Data is easy to transform - these fields look just regular payload fields.
When persisting this data into a data store, the metadata will be added by default. This is handy for writing data to a data lake or data warehouse. But it can also contain PII or other values that need special handling (which means additional transformation steps).
Also, metadata fields are mixed with the payload fields at the schema level. This is not always preferable. What if you want to evolve metadata fields? You can’t really do it separately from the payload fields, and this could mean updating hundreds or thousands of schemas. It also means that enforcing metadata fields at a schema level can be problematic.
A message envelope can be used to separate metadata fields from payload fields. Here’s an example:
product_name: How Query Engines Work
The biggest advantage of this approach is the flexibility to evolve metadata and payload schemas separately (you need to find a way to version them differently; the next section may help with that).
This approach addresses some concerns from the previous section but raises a new one: “flattening”. Some databases may not support nested fields well, so you may need to “flatten” the message before writing it to the destination (so that the end result may look like the message from the previous section). Still, with this approach, you have more flexibility and control over the message schemas.
Most of the streaming and messaging platforms support the concept of headers nowadays. Headers can also be used for storing metadata, but it may be even harder to combine them with the rest of the payload fields to get a nicely “flattened” message before writing it to a database - many processing frameworks still don’t have good support for extracting headers from Kafka records (try writing Flink SQL that references Kafka message headers; it’s possible, I challenge you 😅).
But message headers have a big advantage. In modern data systems, serialization and deserialization usually take a lot of computational power (I wrote about some struggles with Debezium / Flink CDC here, Deserialization has its own section). And accessing message headers doesn’t require message deserialization! This makes it ideal for data routing and filtering cause deserializing the whole message just to skip it is very wasteful.
Also, since storage is cheap (kinda), you can use headers in addition to the message envelope or payload metadata - just cherry-pick fields that may be useful.
And I believe that the message headers are the best location for schema ids! This is true both for the payload and the envelope schemas - using version headers can be an elegant way to supply both at the same time.
Another place to find metadata can be Kafka topic names. This is what a typical Kafka topic naming convention looked like in Activision/Demonware in ~2018 (note: yes, it violates some of the existing best practices):
As you can see, it’s possible to extract a lot of useful metadata from the name, like the environment name, the producer name, message category.
Of course, this metadata is applicable to all records within the topic, so you don’t have per-record granularity. But it’s still useful in many situations.
Finally, when using schema-based data formats like Avro or Protobuf it’s possible to encode some metadata (not just field names and types!) in the schema itself.
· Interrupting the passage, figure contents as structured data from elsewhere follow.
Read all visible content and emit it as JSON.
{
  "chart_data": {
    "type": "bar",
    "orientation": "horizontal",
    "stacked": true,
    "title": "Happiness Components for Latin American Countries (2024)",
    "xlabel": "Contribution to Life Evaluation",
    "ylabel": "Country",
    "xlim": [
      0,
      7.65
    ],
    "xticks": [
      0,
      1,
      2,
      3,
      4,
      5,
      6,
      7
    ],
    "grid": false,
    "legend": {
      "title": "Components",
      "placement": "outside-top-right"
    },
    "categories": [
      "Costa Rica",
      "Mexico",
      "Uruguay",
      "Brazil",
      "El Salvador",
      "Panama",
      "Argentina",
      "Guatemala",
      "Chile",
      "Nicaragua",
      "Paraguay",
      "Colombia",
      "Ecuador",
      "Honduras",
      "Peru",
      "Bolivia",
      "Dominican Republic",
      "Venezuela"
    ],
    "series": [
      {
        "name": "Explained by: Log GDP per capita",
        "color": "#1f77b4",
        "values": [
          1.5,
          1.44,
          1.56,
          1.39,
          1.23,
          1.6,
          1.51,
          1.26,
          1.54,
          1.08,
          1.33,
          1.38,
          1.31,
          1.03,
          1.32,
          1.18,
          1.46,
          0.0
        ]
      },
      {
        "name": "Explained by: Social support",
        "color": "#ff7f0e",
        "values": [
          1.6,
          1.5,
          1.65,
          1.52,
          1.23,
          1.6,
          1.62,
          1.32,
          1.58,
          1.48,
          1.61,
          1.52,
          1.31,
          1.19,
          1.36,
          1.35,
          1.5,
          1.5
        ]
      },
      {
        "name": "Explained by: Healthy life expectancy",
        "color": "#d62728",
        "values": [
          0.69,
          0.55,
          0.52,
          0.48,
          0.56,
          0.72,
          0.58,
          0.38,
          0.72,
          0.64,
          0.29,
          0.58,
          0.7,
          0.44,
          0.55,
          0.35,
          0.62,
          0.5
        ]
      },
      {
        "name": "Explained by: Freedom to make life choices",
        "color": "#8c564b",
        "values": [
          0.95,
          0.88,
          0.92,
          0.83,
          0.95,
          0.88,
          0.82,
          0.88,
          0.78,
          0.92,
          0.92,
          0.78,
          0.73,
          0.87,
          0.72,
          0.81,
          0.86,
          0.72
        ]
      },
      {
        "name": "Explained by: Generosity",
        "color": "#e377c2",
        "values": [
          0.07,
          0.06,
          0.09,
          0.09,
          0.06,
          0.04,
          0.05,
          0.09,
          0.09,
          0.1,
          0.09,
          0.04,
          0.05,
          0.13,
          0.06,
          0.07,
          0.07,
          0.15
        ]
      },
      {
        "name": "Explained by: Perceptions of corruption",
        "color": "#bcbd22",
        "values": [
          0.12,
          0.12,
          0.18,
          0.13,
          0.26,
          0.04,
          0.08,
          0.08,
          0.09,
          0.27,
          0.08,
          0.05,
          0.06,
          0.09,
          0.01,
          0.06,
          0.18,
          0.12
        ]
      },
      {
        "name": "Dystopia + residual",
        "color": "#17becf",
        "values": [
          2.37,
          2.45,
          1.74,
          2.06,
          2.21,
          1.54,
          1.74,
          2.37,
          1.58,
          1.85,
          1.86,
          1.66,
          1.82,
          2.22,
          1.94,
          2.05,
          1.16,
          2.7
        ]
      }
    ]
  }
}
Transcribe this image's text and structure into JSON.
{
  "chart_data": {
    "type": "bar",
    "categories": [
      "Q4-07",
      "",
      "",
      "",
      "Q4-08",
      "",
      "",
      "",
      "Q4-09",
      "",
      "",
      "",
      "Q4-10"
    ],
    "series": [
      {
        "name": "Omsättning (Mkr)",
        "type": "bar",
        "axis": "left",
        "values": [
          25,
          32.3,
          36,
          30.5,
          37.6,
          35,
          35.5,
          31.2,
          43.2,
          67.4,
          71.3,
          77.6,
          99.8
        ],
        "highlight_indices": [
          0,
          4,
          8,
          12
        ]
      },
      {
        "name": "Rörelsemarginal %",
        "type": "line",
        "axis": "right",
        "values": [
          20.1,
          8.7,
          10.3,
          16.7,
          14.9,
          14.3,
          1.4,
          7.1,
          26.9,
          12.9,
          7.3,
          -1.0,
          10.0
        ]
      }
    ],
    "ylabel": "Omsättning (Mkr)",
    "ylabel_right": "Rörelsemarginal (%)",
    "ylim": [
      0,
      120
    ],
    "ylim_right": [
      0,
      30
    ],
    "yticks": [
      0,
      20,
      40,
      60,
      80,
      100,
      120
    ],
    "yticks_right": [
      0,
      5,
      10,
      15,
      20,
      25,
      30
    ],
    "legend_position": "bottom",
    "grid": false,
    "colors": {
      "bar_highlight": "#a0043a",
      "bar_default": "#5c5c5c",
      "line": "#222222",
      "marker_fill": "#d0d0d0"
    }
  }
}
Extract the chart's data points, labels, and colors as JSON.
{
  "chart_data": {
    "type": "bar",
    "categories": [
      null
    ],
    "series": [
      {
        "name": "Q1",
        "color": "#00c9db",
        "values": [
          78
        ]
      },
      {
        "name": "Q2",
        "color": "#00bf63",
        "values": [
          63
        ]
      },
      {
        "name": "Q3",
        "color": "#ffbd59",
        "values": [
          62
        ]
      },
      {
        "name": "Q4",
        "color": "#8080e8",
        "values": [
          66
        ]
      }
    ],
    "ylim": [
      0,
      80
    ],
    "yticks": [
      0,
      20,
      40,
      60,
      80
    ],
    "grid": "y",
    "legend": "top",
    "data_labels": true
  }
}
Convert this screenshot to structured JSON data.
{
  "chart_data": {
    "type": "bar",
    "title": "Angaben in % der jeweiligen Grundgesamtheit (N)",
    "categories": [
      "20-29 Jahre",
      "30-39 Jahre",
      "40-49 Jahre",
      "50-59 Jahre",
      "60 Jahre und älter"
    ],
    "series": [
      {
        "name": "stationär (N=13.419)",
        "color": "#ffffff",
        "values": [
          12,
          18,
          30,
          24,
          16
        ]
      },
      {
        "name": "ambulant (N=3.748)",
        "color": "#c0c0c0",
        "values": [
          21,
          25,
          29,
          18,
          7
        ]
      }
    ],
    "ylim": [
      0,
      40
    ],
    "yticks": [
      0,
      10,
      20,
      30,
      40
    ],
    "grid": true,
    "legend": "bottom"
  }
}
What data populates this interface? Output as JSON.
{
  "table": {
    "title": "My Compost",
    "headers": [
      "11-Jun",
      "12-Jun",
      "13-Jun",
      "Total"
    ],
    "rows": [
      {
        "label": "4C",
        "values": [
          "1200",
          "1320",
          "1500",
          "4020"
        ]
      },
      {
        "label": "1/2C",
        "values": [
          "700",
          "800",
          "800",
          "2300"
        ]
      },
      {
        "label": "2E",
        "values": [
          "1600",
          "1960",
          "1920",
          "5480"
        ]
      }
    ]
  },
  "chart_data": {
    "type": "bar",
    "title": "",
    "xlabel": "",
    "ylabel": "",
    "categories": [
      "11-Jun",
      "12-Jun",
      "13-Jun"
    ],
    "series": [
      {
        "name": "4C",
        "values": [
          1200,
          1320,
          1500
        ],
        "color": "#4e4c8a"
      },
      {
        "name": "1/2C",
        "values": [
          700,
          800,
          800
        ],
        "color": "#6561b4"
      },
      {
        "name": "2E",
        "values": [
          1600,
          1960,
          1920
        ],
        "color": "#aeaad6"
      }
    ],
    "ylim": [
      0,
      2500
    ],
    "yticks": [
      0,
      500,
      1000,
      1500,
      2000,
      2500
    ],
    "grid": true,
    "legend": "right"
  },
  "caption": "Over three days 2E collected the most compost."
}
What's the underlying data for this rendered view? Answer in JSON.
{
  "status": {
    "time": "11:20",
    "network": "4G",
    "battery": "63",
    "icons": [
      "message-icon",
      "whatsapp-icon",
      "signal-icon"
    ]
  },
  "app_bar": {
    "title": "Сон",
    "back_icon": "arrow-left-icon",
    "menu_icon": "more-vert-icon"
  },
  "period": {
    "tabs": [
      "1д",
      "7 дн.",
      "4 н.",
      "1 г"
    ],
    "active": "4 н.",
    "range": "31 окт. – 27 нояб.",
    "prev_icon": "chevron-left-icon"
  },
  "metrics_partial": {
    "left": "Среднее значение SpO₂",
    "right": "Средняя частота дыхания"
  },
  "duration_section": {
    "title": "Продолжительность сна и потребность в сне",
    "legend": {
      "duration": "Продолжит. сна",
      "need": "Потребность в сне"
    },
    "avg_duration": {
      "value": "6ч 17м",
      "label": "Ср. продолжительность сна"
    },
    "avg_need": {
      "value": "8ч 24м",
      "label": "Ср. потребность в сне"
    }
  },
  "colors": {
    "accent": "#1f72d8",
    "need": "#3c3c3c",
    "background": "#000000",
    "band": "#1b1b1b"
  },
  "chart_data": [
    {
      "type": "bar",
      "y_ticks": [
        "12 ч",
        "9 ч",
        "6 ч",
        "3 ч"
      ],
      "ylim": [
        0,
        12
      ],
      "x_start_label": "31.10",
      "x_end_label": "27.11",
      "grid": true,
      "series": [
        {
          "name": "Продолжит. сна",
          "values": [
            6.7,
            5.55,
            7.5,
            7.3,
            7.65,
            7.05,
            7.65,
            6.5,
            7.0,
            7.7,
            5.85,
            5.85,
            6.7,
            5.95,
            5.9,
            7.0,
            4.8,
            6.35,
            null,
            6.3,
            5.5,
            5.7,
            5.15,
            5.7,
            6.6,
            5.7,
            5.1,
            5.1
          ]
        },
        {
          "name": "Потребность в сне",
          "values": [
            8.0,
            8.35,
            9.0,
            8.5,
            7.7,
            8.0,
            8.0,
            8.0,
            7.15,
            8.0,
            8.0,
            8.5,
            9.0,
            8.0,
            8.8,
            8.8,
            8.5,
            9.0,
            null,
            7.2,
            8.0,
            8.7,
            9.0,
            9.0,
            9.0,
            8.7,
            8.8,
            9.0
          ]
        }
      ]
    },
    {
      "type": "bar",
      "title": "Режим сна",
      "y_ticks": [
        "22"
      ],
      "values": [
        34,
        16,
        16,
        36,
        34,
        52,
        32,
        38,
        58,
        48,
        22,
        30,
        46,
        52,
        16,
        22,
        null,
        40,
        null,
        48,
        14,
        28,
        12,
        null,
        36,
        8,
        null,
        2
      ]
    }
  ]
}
Both Avro and Protobuf have a concept of custom properties.
These also don’t have per-record granularity, so they only can be used for providing metadata for a collection of records with the same schema. My favourite example here is specifying columns that belong to a primary key for messages generated via a Change Data Capture process. This information can be very useful downstream, and it’s hard to obtain it in some other way unless connecting to the database directly.
I consider an event to be a type of message alongside a command and a document. Since metadata is applicable to all of them, I mostly use message in this post.